Channeling Woodrow Wilson
Back on November 21, 2004, on ABC News'"This Week with George Stephanopoulos," conservative columnist George Will called President Bush"one of Woodrow Wilson's many, rather dangerous, reverberations." (I too have discussed the Wilsonian legacy in many previous essays; see here, here, here, here (scroll down), and here (scroll down).) And on January 9, 2005, Will observed further that the"Old Right" isolationists were against America's involvement with the rest of the world because they felt America was"too good" for the world. The"New Left isolationists," by contrast, said Will, don't want America to be involved with the rest of the world because they feel the world is too good for America—for racist, imperialist America.
Well, if snippets from the President's Second Inaugural address are any indication of his wider message, one might say that he's trying to create a transcending neo-Wilsonian internationalist answer to these opposed isolationist views. For George W. Bush, America's involvement with the rest of the world is necessary because America is too good; only America can lead the way to a new world of freedom.
"Good Morning America" host Diane Sawyer has an advance copy of the President's speech—and Bush is channeling Woodrow Wilson like never before:
The survival of liberty in our land increasingly depends on the success of liberty in other lands. The best hope for peace in our world is the expansion of freedom in all the world.
In other words, the US is still fighting to make the world safe for liberal democracy. Or so its leaders say.
Given the interconnectedness of global events, it is surely the case that a world of liberty can greatly enrich our domestic experience of it. But if the US plans to be a"nation-building" crusader for the imposition of universal liberal values on foreign cultures—with no appreciation for the specific conditions such cultures face—that"nation-building" enterprise will be DOA. And since foreign policy and domestic policy are inextricably connected, the long-term consequences of such folly on domestic freedom have not been fully calculated by this President or his administration.

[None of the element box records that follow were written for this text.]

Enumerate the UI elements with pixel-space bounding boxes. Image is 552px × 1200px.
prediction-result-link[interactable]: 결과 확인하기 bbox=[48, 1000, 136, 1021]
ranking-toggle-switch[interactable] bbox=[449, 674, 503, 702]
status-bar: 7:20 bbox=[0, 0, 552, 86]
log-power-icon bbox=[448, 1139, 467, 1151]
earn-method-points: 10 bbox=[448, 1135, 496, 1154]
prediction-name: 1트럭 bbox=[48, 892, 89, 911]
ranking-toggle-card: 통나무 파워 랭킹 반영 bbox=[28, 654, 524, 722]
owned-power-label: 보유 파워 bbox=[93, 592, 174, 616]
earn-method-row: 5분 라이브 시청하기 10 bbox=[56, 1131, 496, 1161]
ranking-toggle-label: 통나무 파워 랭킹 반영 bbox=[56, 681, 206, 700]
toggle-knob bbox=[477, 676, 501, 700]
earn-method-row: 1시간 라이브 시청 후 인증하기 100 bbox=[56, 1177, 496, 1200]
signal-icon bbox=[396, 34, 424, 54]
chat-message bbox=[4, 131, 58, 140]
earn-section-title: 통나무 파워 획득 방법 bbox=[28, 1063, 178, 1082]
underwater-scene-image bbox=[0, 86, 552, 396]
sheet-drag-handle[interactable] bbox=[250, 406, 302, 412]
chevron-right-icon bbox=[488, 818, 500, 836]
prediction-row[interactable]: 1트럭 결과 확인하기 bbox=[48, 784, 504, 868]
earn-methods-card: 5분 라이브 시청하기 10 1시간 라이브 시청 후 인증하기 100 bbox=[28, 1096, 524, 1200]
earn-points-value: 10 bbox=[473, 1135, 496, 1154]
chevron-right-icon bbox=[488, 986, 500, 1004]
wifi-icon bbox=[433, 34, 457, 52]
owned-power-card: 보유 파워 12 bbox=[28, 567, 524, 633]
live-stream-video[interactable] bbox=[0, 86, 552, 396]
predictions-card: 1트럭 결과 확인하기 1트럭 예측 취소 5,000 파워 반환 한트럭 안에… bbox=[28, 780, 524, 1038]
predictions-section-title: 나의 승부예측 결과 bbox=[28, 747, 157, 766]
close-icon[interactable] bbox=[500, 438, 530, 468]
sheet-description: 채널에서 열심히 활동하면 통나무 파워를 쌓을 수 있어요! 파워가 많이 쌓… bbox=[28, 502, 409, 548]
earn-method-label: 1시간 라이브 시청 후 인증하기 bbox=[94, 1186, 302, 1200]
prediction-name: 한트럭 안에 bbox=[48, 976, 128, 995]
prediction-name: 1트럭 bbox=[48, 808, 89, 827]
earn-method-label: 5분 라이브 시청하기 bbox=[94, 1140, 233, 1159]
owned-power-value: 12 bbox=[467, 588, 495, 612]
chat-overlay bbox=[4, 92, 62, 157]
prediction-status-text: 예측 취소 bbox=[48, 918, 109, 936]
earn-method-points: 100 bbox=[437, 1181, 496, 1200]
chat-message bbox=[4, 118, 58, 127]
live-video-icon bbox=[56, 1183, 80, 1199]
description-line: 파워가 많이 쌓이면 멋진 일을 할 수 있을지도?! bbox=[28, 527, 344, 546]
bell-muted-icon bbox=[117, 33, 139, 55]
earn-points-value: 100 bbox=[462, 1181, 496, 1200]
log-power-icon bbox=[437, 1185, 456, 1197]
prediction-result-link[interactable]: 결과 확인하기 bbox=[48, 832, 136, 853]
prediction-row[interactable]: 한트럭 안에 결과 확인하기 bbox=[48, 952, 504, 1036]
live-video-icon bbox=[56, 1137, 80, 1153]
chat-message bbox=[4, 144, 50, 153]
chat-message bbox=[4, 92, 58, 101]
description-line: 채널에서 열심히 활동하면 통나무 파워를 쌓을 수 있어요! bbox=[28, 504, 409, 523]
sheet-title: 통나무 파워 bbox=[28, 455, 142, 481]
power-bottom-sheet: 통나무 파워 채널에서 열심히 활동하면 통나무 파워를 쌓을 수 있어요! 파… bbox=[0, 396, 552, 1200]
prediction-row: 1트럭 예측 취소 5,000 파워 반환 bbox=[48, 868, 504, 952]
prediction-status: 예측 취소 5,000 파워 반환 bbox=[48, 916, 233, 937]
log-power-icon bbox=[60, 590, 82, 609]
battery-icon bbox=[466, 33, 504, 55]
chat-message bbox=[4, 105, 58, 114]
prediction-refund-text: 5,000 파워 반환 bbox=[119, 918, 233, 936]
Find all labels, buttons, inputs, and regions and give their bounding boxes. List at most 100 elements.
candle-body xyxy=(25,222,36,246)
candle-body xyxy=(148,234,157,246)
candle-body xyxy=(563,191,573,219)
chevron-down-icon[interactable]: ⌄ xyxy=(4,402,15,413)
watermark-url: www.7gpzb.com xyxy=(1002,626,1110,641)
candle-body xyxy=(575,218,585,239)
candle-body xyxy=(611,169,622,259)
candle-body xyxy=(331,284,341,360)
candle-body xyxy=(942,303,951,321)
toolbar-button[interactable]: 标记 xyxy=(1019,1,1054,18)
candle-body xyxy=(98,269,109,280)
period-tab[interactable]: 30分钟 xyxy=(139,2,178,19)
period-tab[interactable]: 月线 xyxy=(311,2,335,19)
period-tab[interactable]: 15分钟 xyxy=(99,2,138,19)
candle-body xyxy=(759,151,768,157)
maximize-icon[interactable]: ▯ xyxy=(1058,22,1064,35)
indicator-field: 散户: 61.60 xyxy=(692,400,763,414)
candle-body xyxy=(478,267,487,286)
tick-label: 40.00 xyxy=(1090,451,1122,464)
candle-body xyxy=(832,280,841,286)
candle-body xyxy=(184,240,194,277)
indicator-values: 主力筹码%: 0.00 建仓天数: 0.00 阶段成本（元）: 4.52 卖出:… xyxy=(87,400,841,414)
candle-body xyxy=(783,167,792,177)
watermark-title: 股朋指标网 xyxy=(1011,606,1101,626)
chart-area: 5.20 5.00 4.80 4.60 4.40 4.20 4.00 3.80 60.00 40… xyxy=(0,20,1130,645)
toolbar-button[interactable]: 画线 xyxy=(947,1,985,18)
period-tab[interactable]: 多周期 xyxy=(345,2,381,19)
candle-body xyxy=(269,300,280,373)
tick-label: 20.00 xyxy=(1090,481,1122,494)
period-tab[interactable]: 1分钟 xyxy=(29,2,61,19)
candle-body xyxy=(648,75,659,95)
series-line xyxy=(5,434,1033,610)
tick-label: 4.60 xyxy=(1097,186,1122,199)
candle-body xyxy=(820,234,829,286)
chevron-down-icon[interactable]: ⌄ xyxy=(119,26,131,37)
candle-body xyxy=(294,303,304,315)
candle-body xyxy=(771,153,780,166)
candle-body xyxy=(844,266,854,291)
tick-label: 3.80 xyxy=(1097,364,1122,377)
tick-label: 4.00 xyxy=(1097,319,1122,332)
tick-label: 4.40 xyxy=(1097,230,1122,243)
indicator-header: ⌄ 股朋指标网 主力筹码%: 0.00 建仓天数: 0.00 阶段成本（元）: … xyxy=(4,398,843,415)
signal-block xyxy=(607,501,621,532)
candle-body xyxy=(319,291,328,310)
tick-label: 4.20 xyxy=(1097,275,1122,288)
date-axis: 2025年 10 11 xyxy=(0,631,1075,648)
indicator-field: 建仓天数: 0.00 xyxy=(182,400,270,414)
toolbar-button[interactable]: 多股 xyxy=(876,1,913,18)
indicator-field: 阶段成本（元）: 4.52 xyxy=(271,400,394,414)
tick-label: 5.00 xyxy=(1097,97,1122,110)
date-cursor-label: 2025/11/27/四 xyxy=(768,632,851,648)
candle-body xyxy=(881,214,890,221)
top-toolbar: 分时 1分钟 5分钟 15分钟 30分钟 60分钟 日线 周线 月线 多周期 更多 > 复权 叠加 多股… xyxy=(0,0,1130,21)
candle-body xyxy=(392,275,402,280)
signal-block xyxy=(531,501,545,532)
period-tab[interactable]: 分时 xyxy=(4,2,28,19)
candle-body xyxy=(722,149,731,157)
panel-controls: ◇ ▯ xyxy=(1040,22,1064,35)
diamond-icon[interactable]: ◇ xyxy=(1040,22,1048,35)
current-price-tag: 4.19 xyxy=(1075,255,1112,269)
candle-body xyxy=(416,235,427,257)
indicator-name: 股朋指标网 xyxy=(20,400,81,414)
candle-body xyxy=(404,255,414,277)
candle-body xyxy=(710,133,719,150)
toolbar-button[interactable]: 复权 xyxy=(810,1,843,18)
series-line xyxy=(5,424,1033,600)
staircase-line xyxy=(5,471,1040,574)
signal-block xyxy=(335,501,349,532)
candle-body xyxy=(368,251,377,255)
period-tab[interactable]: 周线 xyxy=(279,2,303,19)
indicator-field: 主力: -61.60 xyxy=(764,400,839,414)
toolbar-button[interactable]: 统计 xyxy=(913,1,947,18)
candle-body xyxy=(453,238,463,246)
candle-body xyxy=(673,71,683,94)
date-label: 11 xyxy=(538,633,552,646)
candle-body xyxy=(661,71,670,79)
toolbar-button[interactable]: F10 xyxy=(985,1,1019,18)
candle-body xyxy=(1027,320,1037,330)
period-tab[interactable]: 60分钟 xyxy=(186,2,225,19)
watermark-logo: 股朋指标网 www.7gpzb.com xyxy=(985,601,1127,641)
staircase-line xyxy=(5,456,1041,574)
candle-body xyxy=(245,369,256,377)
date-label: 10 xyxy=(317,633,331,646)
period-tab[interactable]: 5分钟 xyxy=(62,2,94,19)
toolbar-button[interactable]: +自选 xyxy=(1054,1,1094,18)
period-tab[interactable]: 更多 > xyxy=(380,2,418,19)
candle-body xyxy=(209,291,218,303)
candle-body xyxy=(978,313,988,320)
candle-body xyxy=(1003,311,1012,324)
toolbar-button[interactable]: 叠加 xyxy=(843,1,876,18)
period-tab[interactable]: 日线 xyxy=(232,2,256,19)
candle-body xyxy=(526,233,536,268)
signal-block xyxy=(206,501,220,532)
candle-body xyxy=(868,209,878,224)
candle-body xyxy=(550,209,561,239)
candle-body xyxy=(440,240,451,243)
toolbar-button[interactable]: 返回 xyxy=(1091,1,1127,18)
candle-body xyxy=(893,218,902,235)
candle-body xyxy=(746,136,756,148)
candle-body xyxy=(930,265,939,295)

Now, it is true that there are potentially lethal consequences for freedom if there is another attack on American soil. Even modern-day liberal New Republic editor Peter Beinart has argued that, given the potential anti-liberal consequences of another strike on US soil, the war against fanatical Islamic fundamentalists is a necessary one. But how that war is fought—what is prudent and what isn't—remains the crucial strategic question. Especially if the answer is Freedom.